İlgili hüküm uyarınca; tespit edilen bakiyeyi gösteren cetveli alan taraf, aldığı tarihten itibaren bir ay içinde noter aracılığıyla, taahhütlü mektupla, telgrafla veya güvenli elektronik imza içeren bir yazıyla itirazda bulunmamışsa, bakiyeyi kabul etmiş sayılır.
8. Cari Hesabın Sona Ermesi
Cari hesap sözleşmesinin hangi hallerde sona ereceği TTK’da düzenlenmiştir. Buna göre belirli süreli sözleşmelerde;
- TTK m. 98/1-a’ya göre; Belirli süreli cari hesap sözleşmelerinde, kararlaştırılan sürenin sona ermesi ile cari hesap sözleşmesi sona erer.
- TTK m. 98/1-c’ye göre; Taraflardan birinin iflas etmesi halinde cari hesap sözleşmesi sona erer.
- TTK m. 99’a göre; Taraflardan biri bu süre içinde ölür veya kısıtlanırsa her iki taraf ve kanuni temsilcileriyle halefleri on gün önceden haber vermek şartıyla cari hesap sözleşmesini feshedebilir.
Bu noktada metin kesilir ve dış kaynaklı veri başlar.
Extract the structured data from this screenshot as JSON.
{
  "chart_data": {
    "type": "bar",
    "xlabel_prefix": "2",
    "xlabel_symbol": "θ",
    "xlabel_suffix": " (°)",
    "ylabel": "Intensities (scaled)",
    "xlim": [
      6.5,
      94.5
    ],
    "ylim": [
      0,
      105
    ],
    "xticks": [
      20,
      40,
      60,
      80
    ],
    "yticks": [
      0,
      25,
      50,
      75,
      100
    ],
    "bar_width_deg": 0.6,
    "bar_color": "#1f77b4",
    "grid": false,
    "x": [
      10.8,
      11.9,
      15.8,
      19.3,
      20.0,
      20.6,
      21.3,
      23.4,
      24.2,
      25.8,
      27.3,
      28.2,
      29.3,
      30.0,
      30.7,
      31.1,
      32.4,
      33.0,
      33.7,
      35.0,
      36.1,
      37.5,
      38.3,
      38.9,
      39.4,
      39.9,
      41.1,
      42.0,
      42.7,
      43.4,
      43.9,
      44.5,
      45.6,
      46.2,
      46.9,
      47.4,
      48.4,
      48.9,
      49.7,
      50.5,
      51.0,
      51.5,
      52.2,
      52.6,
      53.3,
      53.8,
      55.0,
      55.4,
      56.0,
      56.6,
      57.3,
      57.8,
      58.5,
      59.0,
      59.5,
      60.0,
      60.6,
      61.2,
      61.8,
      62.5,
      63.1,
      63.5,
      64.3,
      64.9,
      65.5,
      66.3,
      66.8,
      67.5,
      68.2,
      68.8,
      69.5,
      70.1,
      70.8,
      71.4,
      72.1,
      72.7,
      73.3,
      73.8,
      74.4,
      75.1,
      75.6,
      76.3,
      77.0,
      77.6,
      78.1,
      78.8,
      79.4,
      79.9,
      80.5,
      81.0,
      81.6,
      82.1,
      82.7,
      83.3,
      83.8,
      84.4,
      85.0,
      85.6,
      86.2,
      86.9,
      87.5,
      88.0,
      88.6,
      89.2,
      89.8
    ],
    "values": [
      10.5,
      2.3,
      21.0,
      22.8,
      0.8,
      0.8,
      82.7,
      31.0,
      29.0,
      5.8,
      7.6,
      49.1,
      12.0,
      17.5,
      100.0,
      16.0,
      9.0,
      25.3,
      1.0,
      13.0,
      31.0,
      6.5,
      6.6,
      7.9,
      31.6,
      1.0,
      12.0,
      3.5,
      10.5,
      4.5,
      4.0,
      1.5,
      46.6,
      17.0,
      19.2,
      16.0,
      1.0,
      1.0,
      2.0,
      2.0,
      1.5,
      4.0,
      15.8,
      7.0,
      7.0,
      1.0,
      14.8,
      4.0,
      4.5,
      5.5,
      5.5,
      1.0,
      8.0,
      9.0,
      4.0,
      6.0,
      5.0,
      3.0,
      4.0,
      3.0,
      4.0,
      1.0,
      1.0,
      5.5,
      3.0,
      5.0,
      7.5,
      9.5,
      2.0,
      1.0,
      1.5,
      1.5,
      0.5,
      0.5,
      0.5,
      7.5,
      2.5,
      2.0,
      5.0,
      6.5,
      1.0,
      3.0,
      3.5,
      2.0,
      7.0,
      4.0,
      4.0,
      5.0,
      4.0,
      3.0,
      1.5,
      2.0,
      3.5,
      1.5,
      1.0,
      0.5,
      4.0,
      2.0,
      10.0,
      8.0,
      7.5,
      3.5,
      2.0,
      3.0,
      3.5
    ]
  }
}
Bakiyenin ödenmesi hesap devresinin sonuna kalır.
Belirsiz süreli cari hesap sözleşmelerinde ise;
- Taraflardan birinin fesih ihbarında bulunması ile sözleşme sona erer. Ancak fesih ihbar kuralının iyi niyet hükümleri çerçevesinde kullanılması gerekir.
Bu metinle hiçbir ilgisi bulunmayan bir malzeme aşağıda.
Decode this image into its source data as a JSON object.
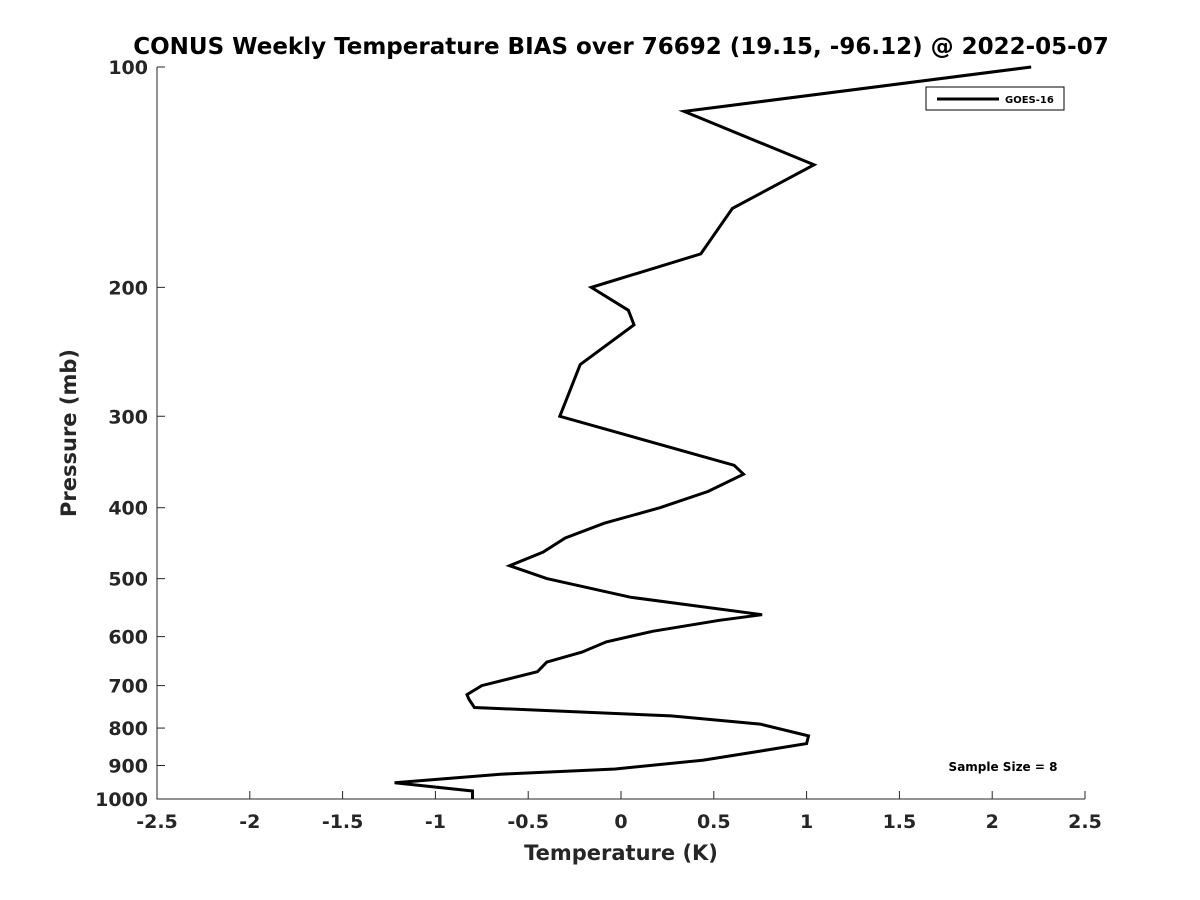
{
  "chart_data": {
    "type": "line",
    "title": "CONUS Weekly Temperature BIAS over 76692 (19.15, -96.12) @ 2022-05-07",
    "xlabel": "Temperature (K)",
    "ylabel": "Pressure (mb)",
    "xlim": [
      -2.5,
      2.5
    ],
    "ylim": [
      1000,
      100
    ],
    "yscale": "log",
    "y_reversed": true,
    "x_ticks": [
      "-2.5",
      "-2",
      "-1.5",
      "-1",
      "-0.5",
      "0",
      "0.5",
      "1",
      "1.5",
      "2",
      "2.5"
    ],
    "x_tick_values": [
      -2.5,
      -2,
      -1.5,
      -1,
      -0.5,
      0,
      0.5,
      1,
      1.5,
      2,
      2.5
    ],
    "y_ticks": [
      "100",
      "200",
      "300",
      "400",
      "500",
      "600",
      "700",
      "800",
      "900",
      "1000"
    ],
    "y_tick_values": [
      100,
      200,
      300,
      400,
      500,
      600,
      700,
      800,
      900,
      1000
    ],
    "grid": false,
    "legend_position": "top-right",
    "annotation": "Sample Size = 8",
    "series": [
      {
        "name": "GOES-16",
        "color": "#000000",
        "x": [
          2.21,
          0.34,
          1.04,
          0.6,
          0.43,
          -0.16,
          0.04,
          0.07,
          -0.22,
          -0.33,
          0.61,
          0.66,
          0.47,
          0.21,
          -0.09,
          -0.3,
          -0.42,
          -0.6,
          -0.4,
          0.05,
          0.76,
          0.53,
          0.17,
          -0.08,
          -0.21,
          -0.4,
          -0.45,
          -0.75,
          -0.83,
          -0.82,
          -0.79,
          0.27,
          0.75,
          1.01,
          1.0,
          0.75,
          0.44,
          -0.03,
          -0.65,
          -1.22,
          -0.8,
          -0.8
        ],
        "y": [
          100,
          115,
          136,
          156,
          180,
          200,
          215,
          225,
          255,
          300,
          350,
          360,
          380,
          400,
          420,
          440,
          460,
          480,
          500,
          530,
          560,
          570,
          590,
          610,
          630,
          650,
          670,
          700,
          720,
          730,
          750,
          770,
          790,
          820,
          840,
          860,
          885,
          910,
          925,
          950,
          975,
          1000
        ]
      }
    ]
  }
}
9. Cari Hesapta Zamanaşımı
TTK m. 101’e göre; “Cari hesabın tasfiyesine, kabul edilen veya mahkeme kararıyla saptanan artan tutara ya da faiz alacaklarına, hesap hata ve yanılmalarına, cari hesabın dışında tutulması gereken veya haksız olarak cari hesaba geçirilmiş olan kalemlere veya tekrarlanan kayıtlara ilişkin bulunan davalar, cari hesap sözleşmesinin sona ermesinden itibaren beş yıl geçmekle zamanaşımına uğrarlar.”
İlgili hüküm uyarınca; cari hesaba kaydedilen alacaklar, daha uzun veya kısa zamanaşımı süresine tabi olsalar bile, hesap devresi veya sözleşme sonunda belirlenen bakiye alacağı, söz konusu alacakların zamanaşımı sürelerinden farklı olarak, beş yılda zamanaşımına uğrar.